Однако уже на этом этапе многие, все еще пребывавшие под влиянием потрясения от неожиданной смерти, стали задавать себе вопрос — была ли эта смерть действительно неизбежностью или просто следствием плохого лечения? Как осторожно сформулировал один современник, «тяжесть утраты увеличивалась сознанием ее случайности и уверенностью, что ее легко было отвратить». Возбужденное общественное мнение «жаждало крови», и в этой ситуации козлами отпущения могли легко сделаться врачи. Именно это имеет в виду Алина Брюллова, заявляя в своих воспоминаниях: «Как всегда при такой почти внезапной смерти, люди не могут в нее поверить, сочиняют разные небылицы и первым делом ищут виновных.
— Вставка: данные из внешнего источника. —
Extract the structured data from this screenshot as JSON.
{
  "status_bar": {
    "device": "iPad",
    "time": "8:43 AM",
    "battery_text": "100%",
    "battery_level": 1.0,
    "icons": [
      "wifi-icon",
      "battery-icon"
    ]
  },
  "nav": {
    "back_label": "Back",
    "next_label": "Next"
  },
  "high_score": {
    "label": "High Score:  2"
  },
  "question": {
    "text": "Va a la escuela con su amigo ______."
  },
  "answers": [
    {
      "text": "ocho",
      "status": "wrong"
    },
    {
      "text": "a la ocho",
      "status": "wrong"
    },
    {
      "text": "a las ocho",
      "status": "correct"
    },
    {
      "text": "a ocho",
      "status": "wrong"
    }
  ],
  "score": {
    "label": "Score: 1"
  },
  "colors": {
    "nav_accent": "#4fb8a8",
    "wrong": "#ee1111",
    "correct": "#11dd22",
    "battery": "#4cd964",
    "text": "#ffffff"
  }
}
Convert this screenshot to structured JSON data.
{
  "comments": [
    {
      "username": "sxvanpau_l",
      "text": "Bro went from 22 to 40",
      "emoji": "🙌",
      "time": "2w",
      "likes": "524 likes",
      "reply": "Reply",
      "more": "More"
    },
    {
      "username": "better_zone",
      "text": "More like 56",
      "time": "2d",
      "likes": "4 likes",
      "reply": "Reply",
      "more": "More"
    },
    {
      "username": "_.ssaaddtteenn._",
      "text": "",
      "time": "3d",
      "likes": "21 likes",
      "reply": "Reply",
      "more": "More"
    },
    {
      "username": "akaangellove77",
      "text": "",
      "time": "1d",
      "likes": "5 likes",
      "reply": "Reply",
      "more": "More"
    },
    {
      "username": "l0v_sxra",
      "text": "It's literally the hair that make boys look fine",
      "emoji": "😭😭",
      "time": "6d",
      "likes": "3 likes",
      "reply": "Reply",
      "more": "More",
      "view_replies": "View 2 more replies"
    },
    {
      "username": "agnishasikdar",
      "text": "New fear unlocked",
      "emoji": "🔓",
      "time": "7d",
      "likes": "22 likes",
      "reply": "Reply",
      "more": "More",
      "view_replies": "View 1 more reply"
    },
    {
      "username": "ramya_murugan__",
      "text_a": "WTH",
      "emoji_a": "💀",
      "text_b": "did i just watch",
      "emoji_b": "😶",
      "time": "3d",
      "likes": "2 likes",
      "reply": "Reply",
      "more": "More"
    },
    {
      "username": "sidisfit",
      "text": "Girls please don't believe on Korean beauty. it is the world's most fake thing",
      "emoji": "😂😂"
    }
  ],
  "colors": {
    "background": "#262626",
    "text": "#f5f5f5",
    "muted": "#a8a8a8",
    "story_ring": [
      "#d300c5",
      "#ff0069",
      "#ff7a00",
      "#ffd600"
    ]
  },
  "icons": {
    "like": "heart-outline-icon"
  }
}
И тут все громы петербургских салонов грянули на Бертенсона». Сам Бертенсон не мог не предвидеть этого. Он всегда особенно болезненно реагировал даже на воображаемые сомнения в его компетентности, что было хорошо известно его друзьям и коллегам. Так, например, невинное упоминание музыкального критика Михаила Иванова в 1881 году о «щемящем чувстве», испытанном им при посещении больницы, в которой умер Мусоргский, устроенный туда по протекции врача, вызвало публикацию в газете «Голос» специального письма за подписью Бородина, Римского-Корсакова и Кюи, в котором они приносили публичную благодарность как всей администрации госпиталя, так и Бертенсону лично.
Как известно, еще 26 октября Лев Бертенсон дал интервью газете «Новое время» по настоятельной просьбе редакции. Оно было опубликовано на следующий день под названием «Болезнь П. И. Чайковского». Оно (неверно называемое некоторыми биографами отчетом и уже много раз цитированное нами выше) — единственное печатное заявление главного врача, лечившего композитора. Внимательное сравнение этого документа с другими опубликованными — интервью доктора Мамонова (днем раньше) и подробным отчетом Модеста Ильича (четырьмя днями позже) — выявляет «потерю» Бертенсоном целого дня. С его слов невозможно понять, почему после возгласа Чайковского «Бросьте меня, не мучайтесь; все равно мне не поправиться…», который, как мы знаем, имел место в субботу, он сразу и без предупреждения переходит к описанию событий воскресенья (когда, в частности, Петру Ильичу и была, наконец, сделана ванна) — в то время как создается впечатление, что он продолжает повествовать о той же субботе. За исключением этой, чисто хронологической детали, интервью Бертенсона, тем не менее, в основном совпадает как с отчетом Модеста Ильича, так и с заявлением доктора Мамонова. Это дало брату композитора основание назвать рассказ Бертенсона «кратким, но совершенно точным». Кроме того, наивно предполагать, что в подобных обстоятельствах люди, потрясенные трагической потерей, были способны восстановить ход событий с точностью до мельчайших деталей и в согласии друг с другом. Каждый наблюдатель видит любые события под своим углом зрения.